Although Denmark’s Social Democratic governments allowed Christiania to fend for itself, conservative control by Prime Minister and later NATO Secretary General Andres Fogh Rasmussen meant trouble for Christiania. In 2004, Denmark’s Conservative government declared Christiania’s “autonomy” to be illegal. In 2005, Christiania’s 1000 residents decided to ban hashish booths along “Pusher Street” in the enclave to forestall a government invasion. In 2007, Copenhagen police entered Christiania in force. Tear gas was used on the commune’s resistance forces. Rasmussen and his right-wingers, many of them the ideological descendants of Denmark’s pro-German government during the Nazi occupation, wanted to expel Christiania’s residents as “squatters” and turn the land over to developers for the building of expensive housing units. Lawyers for the government claimed that Christiania’s residents were only given the right to “borrow” the land, not own it, pursuant to a 1989 agreement. Currently, the government of Denmark, which has, in essence, has become Denmark, Incorporated, a capitalist contrivance masquerading as a social welfare state, has given Christiania’s residents the option of buying their properties. Meanwhile, the land development vultures continue to circle the autonomous village within a city.
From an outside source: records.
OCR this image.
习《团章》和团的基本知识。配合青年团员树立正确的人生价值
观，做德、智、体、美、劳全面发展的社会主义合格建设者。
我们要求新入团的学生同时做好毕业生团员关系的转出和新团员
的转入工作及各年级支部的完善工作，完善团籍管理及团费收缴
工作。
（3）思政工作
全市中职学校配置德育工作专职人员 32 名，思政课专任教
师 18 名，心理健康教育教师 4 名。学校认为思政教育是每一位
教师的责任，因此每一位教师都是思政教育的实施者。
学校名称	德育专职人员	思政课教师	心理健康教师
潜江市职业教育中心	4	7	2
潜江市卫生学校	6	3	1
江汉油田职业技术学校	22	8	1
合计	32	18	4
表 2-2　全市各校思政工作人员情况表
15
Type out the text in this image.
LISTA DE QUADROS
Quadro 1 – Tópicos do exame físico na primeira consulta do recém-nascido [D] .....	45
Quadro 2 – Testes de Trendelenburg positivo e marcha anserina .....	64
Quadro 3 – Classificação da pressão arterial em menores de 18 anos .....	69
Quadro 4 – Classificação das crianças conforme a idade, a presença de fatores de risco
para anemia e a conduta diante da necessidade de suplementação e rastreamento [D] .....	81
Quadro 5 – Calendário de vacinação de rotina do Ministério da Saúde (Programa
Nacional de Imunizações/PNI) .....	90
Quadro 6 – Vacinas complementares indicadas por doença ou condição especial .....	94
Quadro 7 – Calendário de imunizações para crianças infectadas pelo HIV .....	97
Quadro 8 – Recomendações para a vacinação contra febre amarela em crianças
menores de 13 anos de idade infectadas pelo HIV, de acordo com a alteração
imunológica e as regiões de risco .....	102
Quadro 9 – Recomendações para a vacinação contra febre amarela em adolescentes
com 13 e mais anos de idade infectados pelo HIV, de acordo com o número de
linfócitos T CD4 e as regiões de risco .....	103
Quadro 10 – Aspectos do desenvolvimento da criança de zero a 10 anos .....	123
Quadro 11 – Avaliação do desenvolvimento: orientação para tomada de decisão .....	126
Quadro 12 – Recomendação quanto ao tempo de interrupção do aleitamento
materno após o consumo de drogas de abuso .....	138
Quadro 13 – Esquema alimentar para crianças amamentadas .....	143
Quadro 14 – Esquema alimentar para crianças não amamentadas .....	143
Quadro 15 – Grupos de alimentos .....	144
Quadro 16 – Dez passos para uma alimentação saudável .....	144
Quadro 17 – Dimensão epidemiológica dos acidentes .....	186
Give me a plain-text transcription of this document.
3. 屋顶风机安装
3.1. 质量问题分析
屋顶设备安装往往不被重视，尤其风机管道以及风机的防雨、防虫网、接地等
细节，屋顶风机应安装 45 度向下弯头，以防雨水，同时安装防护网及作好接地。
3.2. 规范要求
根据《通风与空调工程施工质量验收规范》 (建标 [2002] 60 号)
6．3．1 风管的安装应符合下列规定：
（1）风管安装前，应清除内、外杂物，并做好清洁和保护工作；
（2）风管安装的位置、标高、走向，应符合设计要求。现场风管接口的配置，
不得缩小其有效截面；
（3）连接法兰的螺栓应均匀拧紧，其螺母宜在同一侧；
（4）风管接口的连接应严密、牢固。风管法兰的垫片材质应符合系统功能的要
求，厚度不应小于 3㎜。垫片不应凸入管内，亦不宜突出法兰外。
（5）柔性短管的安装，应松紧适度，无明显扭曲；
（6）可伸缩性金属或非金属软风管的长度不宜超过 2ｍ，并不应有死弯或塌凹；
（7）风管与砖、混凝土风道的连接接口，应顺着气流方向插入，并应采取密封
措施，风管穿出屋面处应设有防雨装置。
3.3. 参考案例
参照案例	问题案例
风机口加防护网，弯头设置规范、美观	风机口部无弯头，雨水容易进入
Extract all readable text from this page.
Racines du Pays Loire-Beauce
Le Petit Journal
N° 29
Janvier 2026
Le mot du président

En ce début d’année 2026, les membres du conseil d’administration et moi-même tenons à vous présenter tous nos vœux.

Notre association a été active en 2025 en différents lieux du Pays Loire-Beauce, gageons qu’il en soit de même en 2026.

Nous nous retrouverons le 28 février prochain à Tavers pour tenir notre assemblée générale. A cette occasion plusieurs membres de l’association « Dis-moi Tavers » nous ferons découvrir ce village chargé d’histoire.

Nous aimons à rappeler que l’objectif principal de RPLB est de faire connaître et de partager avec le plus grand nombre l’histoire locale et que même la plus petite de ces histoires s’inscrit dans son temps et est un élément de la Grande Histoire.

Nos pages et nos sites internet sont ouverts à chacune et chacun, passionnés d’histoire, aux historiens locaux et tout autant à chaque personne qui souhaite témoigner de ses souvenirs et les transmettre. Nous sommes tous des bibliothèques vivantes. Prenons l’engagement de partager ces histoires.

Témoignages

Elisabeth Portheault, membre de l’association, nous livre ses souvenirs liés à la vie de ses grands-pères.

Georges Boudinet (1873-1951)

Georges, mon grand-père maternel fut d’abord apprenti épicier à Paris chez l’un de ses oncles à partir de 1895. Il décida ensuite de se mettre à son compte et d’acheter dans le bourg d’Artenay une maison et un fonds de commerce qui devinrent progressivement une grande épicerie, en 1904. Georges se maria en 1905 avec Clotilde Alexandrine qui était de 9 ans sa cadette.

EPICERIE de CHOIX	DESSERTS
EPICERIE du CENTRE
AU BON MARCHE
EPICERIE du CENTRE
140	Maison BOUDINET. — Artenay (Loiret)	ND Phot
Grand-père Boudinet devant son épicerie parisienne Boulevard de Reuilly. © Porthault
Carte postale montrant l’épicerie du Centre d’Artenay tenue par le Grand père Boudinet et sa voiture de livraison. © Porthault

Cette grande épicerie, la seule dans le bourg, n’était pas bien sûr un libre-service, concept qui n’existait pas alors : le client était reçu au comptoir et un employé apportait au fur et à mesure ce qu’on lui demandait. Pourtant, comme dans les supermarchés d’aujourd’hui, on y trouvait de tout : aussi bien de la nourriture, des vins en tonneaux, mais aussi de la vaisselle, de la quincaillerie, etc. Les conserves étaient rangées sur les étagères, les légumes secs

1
History has not been kind to autonomous communes. Paris’s 1871 commune was brutally put down. Revolutionary Catalonia fell to the fascist forces of Generalissimo Francisco Franco in 1938. The Kowloon Walled City was demolished in 1993 and Free Derry, an Irish nationalist enclave in Northern Ireland ended with OPERATION MOTORMAN, a massive British armed forces invasion in 1972. Athens’s anti-austerity autonomous zone of Exarcheia is now largely a thing of the past, thanks to Greece’s right-wing government. The Autonomous Administration of North and East Syria (NES), a libertarian socialist collective government of Kurds, Arabs, Syriac-Assyrians, and Turkmen, in predominantly Kurdish areas of Syria, is under siege by Turkish, Syrian, and pro-Saudi jihadist forces.
A few environmentalist Zones to Defend or “ZADS” continue to exist in France and Rebel Zapatista Autonomous Municipalities or MAREZs continue to guard against Mexican federal government incursion in the rebellious Chiapas state. Christiania has suffered a slow burn to what will likely be its extinction and redevelopment as a community for Copenhagen’s wealthy elites. Seattle’s CHAZ has a rather trustworthy negotiating partner in the Seattle mayor and city council and perhaps it will continue to exist in some form. But with Trump, his supporters, and fascist armed vigilante gangs making ominous noises, CHAZ could go the way of the 1871 Paris Commune.